When dealing with these datasets please be careful and responsible. The datasets are meant to be used strictly for the purposes of the class project and nothing else. This means: (1) Do not do anything ''funny'' with the dataset; (2) Do not try to break the anonymization; (3) Do not share that data outside the class; (4) do not copy the data off the Amazon EC2; (4) After the class is over destroy all data.
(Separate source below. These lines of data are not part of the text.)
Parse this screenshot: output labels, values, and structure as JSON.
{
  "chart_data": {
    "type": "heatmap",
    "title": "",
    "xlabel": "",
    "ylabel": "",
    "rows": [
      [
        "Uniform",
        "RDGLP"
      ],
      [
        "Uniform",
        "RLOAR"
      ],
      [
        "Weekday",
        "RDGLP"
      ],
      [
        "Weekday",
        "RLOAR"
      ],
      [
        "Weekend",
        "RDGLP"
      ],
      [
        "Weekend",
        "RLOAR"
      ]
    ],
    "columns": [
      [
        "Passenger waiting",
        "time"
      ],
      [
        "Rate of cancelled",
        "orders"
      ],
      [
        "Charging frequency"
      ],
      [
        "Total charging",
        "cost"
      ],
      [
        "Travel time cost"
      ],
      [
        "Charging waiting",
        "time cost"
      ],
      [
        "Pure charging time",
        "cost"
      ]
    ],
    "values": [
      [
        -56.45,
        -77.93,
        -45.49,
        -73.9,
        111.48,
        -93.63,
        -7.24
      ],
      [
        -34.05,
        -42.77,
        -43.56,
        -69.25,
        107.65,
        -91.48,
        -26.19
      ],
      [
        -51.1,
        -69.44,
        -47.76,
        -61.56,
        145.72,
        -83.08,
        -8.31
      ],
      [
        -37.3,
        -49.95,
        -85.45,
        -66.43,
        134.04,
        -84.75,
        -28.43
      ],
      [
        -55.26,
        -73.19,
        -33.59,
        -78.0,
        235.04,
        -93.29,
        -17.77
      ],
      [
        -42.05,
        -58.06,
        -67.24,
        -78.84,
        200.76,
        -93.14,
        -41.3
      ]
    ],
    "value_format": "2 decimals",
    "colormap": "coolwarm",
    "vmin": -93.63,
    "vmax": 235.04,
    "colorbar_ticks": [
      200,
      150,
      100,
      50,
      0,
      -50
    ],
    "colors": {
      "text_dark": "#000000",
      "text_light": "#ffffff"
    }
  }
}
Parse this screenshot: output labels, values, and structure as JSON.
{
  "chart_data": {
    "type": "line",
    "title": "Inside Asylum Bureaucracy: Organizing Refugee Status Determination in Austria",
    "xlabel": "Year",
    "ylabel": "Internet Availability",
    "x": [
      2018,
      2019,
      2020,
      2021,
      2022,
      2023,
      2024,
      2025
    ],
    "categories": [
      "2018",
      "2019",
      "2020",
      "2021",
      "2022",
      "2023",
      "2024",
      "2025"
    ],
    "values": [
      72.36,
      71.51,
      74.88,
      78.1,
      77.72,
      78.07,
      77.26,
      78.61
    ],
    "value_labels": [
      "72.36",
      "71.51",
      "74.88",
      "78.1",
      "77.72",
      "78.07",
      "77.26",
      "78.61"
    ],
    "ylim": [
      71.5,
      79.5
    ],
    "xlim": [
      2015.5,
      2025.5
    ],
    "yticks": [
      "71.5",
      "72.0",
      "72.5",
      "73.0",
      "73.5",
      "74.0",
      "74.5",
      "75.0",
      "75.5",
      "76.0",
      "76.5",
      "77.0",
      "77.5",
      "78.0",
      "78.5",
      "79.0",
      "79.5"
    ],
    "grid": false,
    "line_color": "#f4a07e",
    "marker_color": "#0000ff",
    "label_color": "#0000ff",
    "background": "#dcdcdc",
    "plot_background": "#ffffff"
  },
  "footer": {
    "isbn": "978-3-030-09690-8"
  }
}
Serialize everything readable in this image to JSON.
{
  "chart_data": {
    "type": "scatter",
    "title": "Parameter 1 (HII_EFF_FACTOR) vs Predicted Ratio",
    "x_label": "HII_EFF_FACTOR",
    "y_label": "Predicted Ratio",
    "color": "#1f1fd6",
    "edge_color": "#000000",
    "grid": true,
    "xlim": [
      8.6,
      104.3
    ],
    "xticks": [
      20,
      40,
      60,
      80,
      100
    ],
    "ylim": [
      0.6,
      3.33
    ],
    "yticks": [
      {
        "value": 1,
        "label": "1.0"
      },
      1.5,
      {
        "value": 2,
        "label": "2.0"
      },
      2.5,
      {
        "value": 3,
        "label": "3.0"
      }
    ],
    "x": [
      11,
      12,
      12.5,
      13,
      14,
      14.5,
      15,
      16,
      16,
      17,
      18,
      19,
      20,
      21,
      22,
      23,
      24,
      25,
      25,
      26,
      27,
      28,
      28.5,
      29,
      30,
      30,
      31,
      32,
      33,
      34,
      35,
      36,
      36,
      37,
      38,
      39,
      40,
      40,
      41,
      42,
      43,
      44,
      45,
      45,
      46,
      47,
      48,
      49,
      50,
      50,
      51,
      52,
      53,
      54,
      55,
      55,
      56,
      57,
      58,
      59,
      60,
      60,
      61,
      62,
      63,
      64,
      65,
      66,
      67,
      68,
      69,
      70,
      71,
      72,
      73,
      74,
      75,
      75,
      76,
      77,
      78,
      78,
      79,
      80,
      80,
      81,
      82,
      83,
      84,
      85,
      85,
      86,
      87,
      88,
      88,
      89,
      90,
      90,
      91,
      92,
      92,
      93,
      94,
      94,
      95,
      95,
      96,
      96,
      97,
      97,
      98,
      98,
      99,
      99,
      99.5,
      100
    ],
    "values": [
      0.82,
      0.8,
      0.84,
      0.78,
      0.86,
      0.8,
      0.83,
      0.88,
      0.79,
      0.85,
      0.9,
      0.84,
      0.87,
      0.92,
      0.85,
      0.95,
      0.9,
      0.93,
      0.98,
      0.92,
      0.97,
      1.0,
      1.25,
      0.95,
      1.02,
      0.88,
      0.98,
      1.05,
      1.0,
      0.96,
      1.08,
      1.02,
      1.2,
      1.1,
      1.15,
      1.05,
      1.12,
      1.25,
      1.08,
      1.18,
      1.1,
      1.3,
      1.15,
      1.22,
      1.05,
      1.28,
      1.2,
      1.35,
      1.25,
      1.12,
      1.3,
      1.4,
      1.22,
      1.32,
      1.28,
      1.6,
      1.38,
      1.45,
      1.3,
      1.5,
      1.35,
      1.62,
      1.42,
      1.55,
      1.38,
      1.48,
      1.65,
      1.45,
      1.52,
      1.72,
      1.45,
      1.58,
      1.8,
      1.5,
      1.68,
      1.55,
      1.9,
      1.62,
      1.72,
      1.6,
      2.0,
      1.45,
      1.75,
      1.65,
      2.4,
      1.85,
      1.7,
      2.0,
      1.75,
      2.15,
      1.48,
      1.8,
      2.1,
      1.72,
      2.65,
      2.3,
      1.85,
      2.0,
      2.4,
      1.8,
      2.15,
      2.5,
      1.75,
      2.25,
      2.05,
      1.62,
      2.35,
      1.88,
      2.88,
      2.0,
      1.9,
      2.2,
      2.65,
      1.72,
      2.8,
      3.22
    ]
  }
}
Litepoint makes test equipment for the wireless industry. The dataset is real but has been obfuscated and cleansed a bit. There are tests from more than 300,000 devices over a period of 1 month, each device has almost 900 tests each. So you'll find more than a quarter billion numbers in the csv file. Numbers that can be visualized in many ways. A quick intro to test data; some tests will have limits, either upper, lower, or both. The test result has to be within these limits to pass the test, if there are no limits the test is passed by default. The percentage of devices that pass all tests is called the yield and the station is the physical location where the device actually gets tested.
So what can be done with the data? We typically calculate yield over station and over time, we also create fail paretos, again we also typically do it over stations and time. We also make simple graphs and statistics over each test. This could for instance be histograms, line charts over time, scatter plots for comparison, etc. Our intent with this challenge is purely exploratory, meaning that you're free to explore as you please! Submit a video of you describing your analysis and why it’s useful. Also include a PDF file which shows the way you interpreted the data (images/graphs/tables).
Let us know if you need more info on these datasets. We will upload the datasets to EC2.